Sewanee has a proven record of educating men and women who have gone on to successful legal careers in the private practice of law, the corporate world, government and the armed forces, non-profits and as professors at law schools. To cite a few examples from a large number, Sam Elliott '78 recently served as President of the Tennessee State Bar, and Angus Macaulay '86 has completed a term as President of the South Carolina State Bar. Robin Rotman '04, Rhodes Scholar and a graduate of Yale Law School, has joined Van Ness Feldman, where she works in environmental and energy law. At a different stage of their careers, David Barnes '05 graduated first in his class at Vanderbilt Law School May of 2011, while during the same month Ryan Barry '08 graduated first in his class at the University of Tennessee School of Law. This year Matthew Lafferman '10 graduated magna cum laude at the George Mason School of Law after serving on their law review. Martha Ferson '11 will enter Yale Law School this fall.
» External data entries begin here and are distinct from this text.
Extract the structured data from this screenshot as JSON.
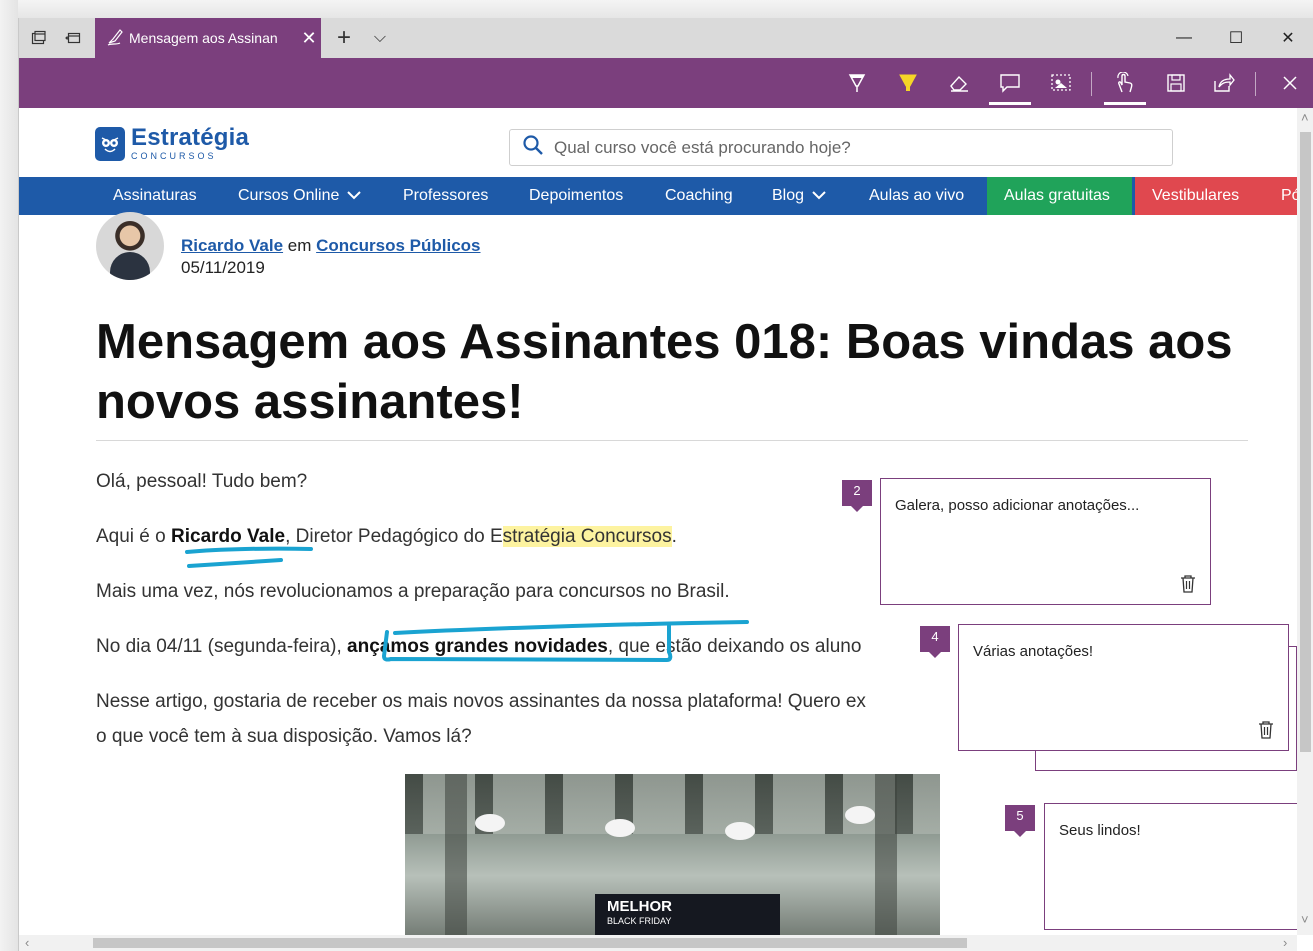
{
  "browser": {
    "tab_title": "Mensagem aos Assinan",
    "tab_close": "✕",
    "new_tab": "+",
    "tab_menu": "⌵",
    "minimize": "—",
    "maximize": "☐",
    "close": "✕"
  },
  "ink_toolbar": {
    "tools": [
      "ballpoint-pen-icon",
      "highlighter-icon",
      "eraser-icon",
      "add-note-icon",
      "clip-icon",
      "touch-writing-icon",
      "save-icon",
      "share-icon",
      "exit-icon"
    ],
    "active_tools": [
      "add-note-icon",
      "touch-writing-icon"
    ],
    "colors": {
      "purple": "#7b3f7d",
      "highlighter": "#f5d627"
    }
  },
  "site": {
    "logo_name": "Estratégia",
    "logo_sub": "CONCURSOS",
    "search_placeholder": "Qual curso você está procurando hoje?",
    "nav": [
      {
        "label": "Assinaturas"
      },
      {
        "label": "Cursos Online",
        "has_chevron": true
      },
      {
        "label": "Professores"
      },
      {
        "label": "Depoimentos"
      },
      {
        "label": "Coaching"
      },
      {
        "label": "Blog",
        "has_chevron": true
      },
      {
        "label": "Aulas ao vivo"
      },
      {
        "label": "Aulas gratuitas",
        "color": "#20a35a"
      },
      {
        "label": "Vestibulares",
        "color": "#e0484f"
      },
      {
        "label": "Pó"
      }
    ],
    "brand_color": "#1e5aa8"
  },
  "article": {
    "author": "Ricardo Vale",
    "author_connector": " em ",
    "category": "Concursos Públicos",
    "date": "05/11/2019",
    "title": "Mensagem aos Assinantes 018: Boas vindas aos novos assinantes!",
    "p1": "Olá, pessoal! Tudo bem?",
    "p2_prefix": "Aqui é o ",
    "p2_bold": "Ricardo Vale",
    "p2_mid": ", Diretor Pedagógico do E",
    "p2_highlight": "stratégia Concursos",
    "p2_suffix": ".",
    "p3": "Mais uma vez, nós revolucionamos a preparação para concursos no Brasil.",
    "p4_prefix": "No dia 04/11 (segunda-feira), ",
    "p4_bold": "ançamos grandes novidades",
    "p4_suffix": ", que estão deixando os aluno",
    "p5_line1": "Nesse artigo, gostaria de receber os mais novos assinantes da nossa plataforma! Quero ex",
    "p5_line2": "o que você tem à sua disposição. Vamos lá?",
    "image_banner": "MELHOR",
    "image_banner_sub": "BLACK FRIDAY"
  },
  "notes": [
    {
      "number": "2",
      "text": "Galera, posso adicionar anotações..."
    },
    {
      "number": "4",
      "text": "Várias anotações!"
    },
    {
      "number": "5",
      "text": "Seus lindos!"
    }
  ]
}
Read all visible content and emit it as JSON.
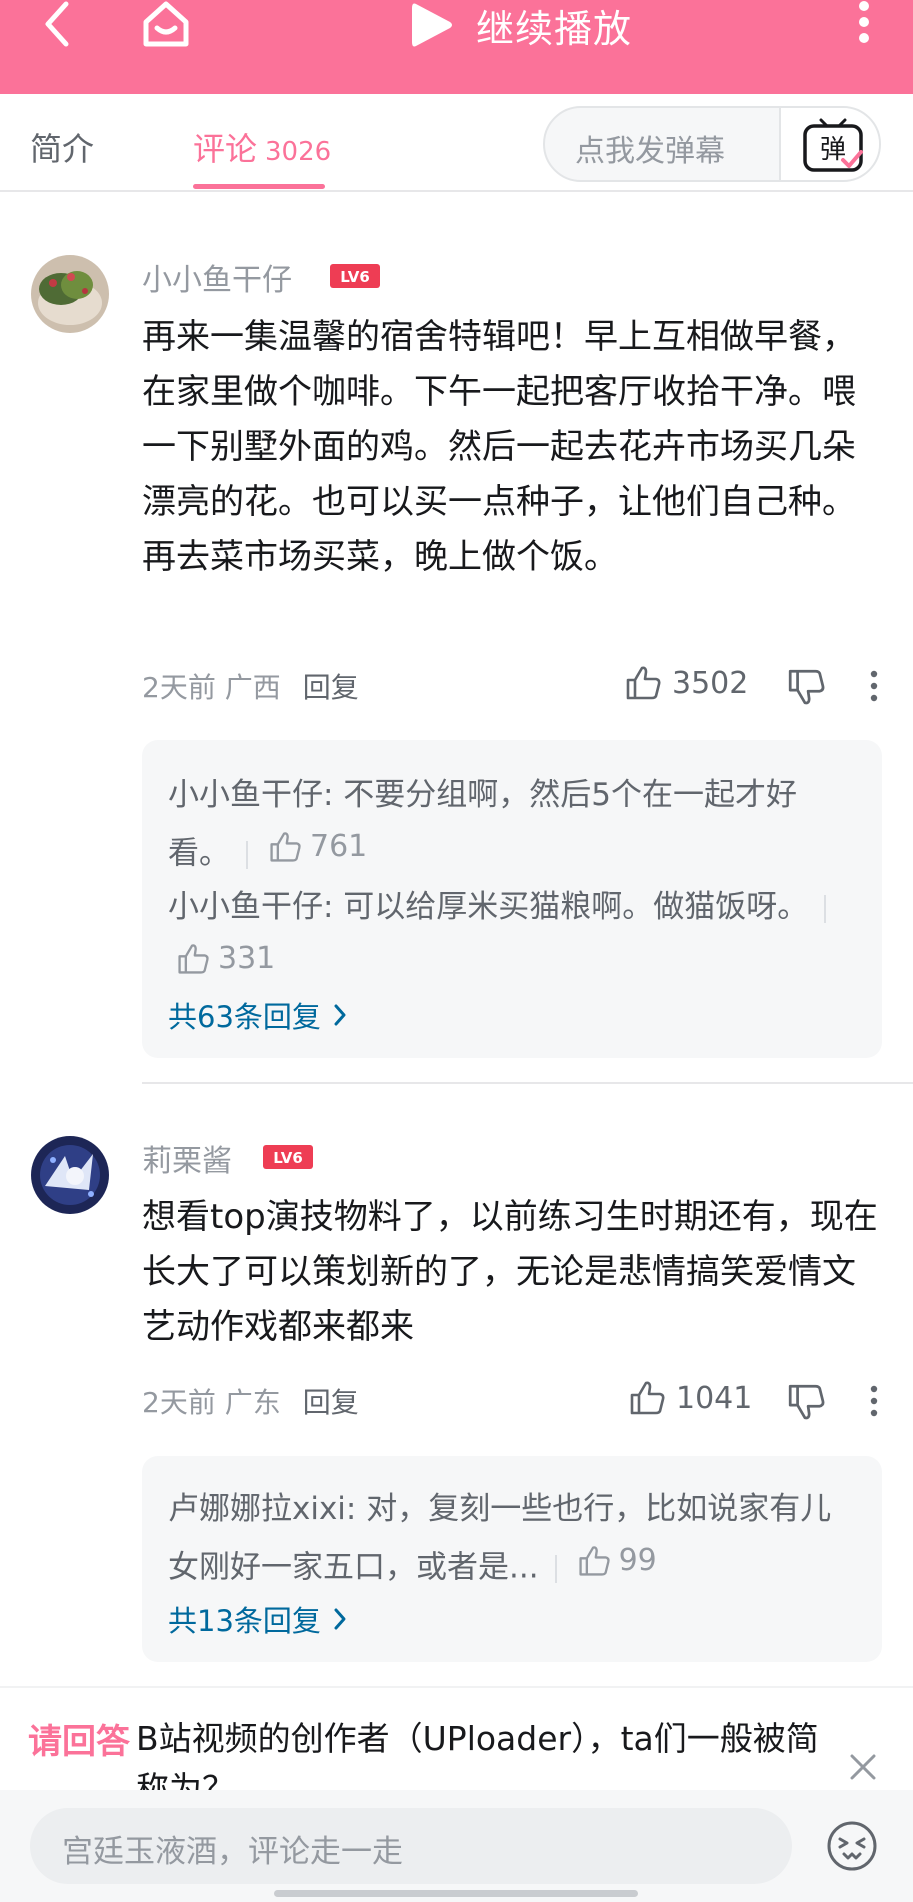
{
  "header": {
    "play_label": "继续播放",
    "accent_color": "#fb7299",
    "icons": [
      "back-icon",
      "home-icon",
      "play-icon",
      "more-icon"
    ]
  },
  "tabs": {
    "intro": "简介",
    "comments": "评论",
    "comment_count": "3026",
    "danmaku_placeholder": "点我发弹幕",
    "danmaku_button": "弹"
  },
  "comments": [
    {
      "user": "小小鱼干仔",
      "level": "LV6",
      "content": "再来一集温馨的宿舍特辑吧！早上互相做早餐，在家里做个咖啡。下午一起把客厅收拾干净。喂一下别墅外面的鸡。然后一起去花卉市场买几朵漂亮的花。也可以买一点种子，让他们自己种。再去菜市场买菜，晚上做个饭。",
      "time": "2天前",
      "location": "广西",
      "reply_label": "回复",
      "likes": "3502",
      "sub_replies": [
        {
          "text": "小小鱼干仔: 不要分组啊，然后5个在一起才好看。",
          "likes": "761"
        },
        {
          "text": "小小鱼干仔: 可以给厚米买猫粮啊。做猫饭呀。",
          "likes": "331"
        }
      ],
      "more_replies": "共63条回复"
    },
    {
      "user": "莉栗酱",
      "level": "LV6",
      "content": "想看top演技物料了，以前练习生时期还有，现在长大了可以策划新的了，无论是悲情搞笑爱情文艺动作戏都来都来",
      "time": "2天前",
      "location": "广东",
      "reply_label": "回复",
      "likes": "1041",
      "sub_replies": [
        {
          "text": "卢娜娜拉xixi: 对，复刻一些也行，比如说家有儿女刚好一家五口，或者是...",
          "likes": "99"
        }
      ],
      "more_replies": "共13条回复"
    }
  ],
  "question": {
    "tag": "请回答",
    "text": "B站视频的创作者（UPloader），ta们一般被简称为？"
  },
  "bottom": {
    "placeholder": "宫廷玉液酒，评论走一走"
  }
}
Such outcomes are the result of many things, but at Sewanee it is clear that bright, engaged undergraduates greatly benefit from a rigorous liberal arts curriculum taught by faculty members committed to the life of the mind and to mentoring as well as challenging their students. As Brannon Denning ’92 who is now Professor of Law at the Cumberland School of Law at Samford University put it, “With Sewanee’s emphasis on critical thinking, as well as effective oral and written communication, students—whatever their major—find themselves well-prepared for the rigors of law school.  Moreover, the close student-faculty ties encouraged at Sewanee mean that students are eager to establish similar relationships with law school faculty.  Those interactions are not only helpful to a student’s education, but can be very important professionally as well.”